Why should I believe you over someone who states that there is a Creator and an afterlife?
It depends on what you want. If you want the most reasonable, parsimonious explanation to the question, death-as-final is the way to go. If you want a set of beliefs that avoid the uncomfortable or stressing effects of that realization, then you should adopt some belief that gives you what you want, there.
Your faith is in the ‘here and now’ and your faith is far greater than mine since you believe that something somehow came from nothing.
I have no such faith. It may (or may not) be that “something always was”. I don’t know and don’t have a way to know either way, and am not committed to either proposition.
How can you prove to me that there is no afterlife and that the beauty that you describe is not just a foretaste of something ultimately more fulfilling?
I can’t and won’t try. There’s no reason to entertain such beliefs in the first place if your goal is to reason from the evidence, however. I can’t prove leprechauns or unicorns don’t exist either, and won’t try to do so for you. But we’ve no basis to arrive at such beliefs in the first place, using reasoning applied to evidence. Those beliefs obtain for other reasons.
You formulated your own ideals of what love is and that is subjective since we could never even define love left on its own merits.
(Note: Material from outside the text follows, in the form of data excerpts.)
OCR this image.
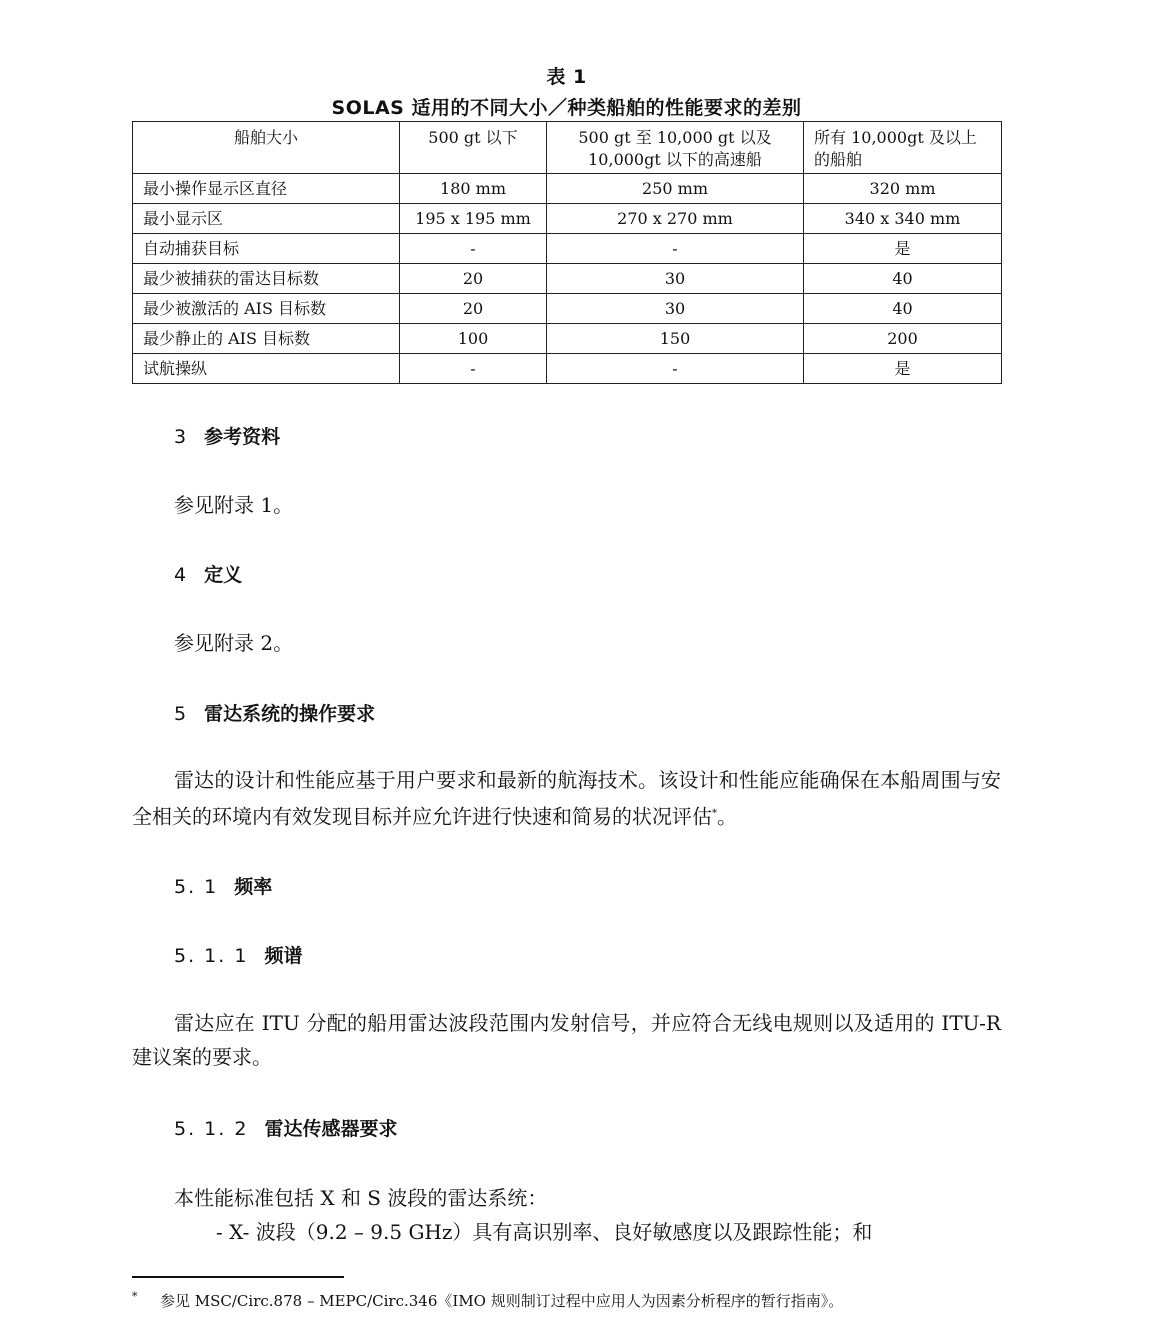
表 1
SOLAS 适用的不同大小／种类船舶的性能要求的差别
船舶大小	500 gt 以下	500 gt 至 10,000 gt 以及 10,000gt 以下的高速船	所有 10,000gt 及以上的船舶
最小操作显示区直径	180 mm	250 mm	320 mm
最小显示区	195 x 195 mm	270 x 270 mm	340 x 340 mm
自动捕获目标	-	-	是
最少被捕获的雷达目标数	20	30	40
最少被激活的 AIS 目标数	20	30	40
最少静止的 AIS 目标数	100	150	200
试航操纵	-	-	是
3 参考资料
参见附录 1。
4 定义
参见附录 2。
5 雷达系统的操作要求
雷达的设计和性能应基于用户要求和最新的航海技术。该设计和性能应能确保在本船周围与安全相关的环境内有效发现目标并应允许进行快速和简易的状况评估*。
5. 1 频率
5. 1. 1 频谱
雷达应在 ITU 分配的船用雷达波段范围内发射信号，并应符合无线电规则以及适用的 ITU-R 建议案的要求。
5. 1. 2 雷达传感器要求
本性能标准包括 X 和 S 波段的雷达系统：
- X- 波段（9.2 – 9.5 GHz）具有高识别率、良好敏感度以及跟踪性能；和
* 参见 MSC/Circ.878 – MEPC/Circ.346《IMO 规则制订过程中应用人为因素分析程序的暂行指南》。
Without a straight line how could we ever realize a crooked line.
That’s an interesting example as “straight lines”, like “perfect circles” are abstractions, concepts only. There are no straight lines or perfect circles in the real world, just better or worse approximations of them. In general, “perfect” points to an abstraction we develop in our minds, an abstraction reality can only approximate.
Without an infinite Love (God) how can we define any degree of love. What differentiates us from the instinctive love of an animal? And I certainly do not see many animals sitting back and reflecting on the wonders of a beautiful sunset.
How can we define “degrees of temperature” without an “infinite heat”? Well, the concept of “infinite heat” is just an abstraction, and a confused one at that. There is no such thing in the real world. But nevertheless, we are perfectly capable of measuring degrees of temperature, and distinguishing objectively an ice cube as having a lower temperature than a pot full of steam sitting next to it on the counter.
It never ceases to amaze me how the ordered universe and the distinction between humans and animals remain a given for the atheist. But then perhaps you are left with the wonderment of how I can see beyond the beauty of this world and acknowledge that such beauty could never create itself…teachccd
I don’t think “beauty created itself”. Nature created the beautiful, as well as the unbeautiful, as well as the beings that make the distinctions between “beautiful” and “not beautiful”. As far as we can tell, and our knowledge on this grows deeper and stronger by the year, these are emergent phenomena, the product of an impersonal universe.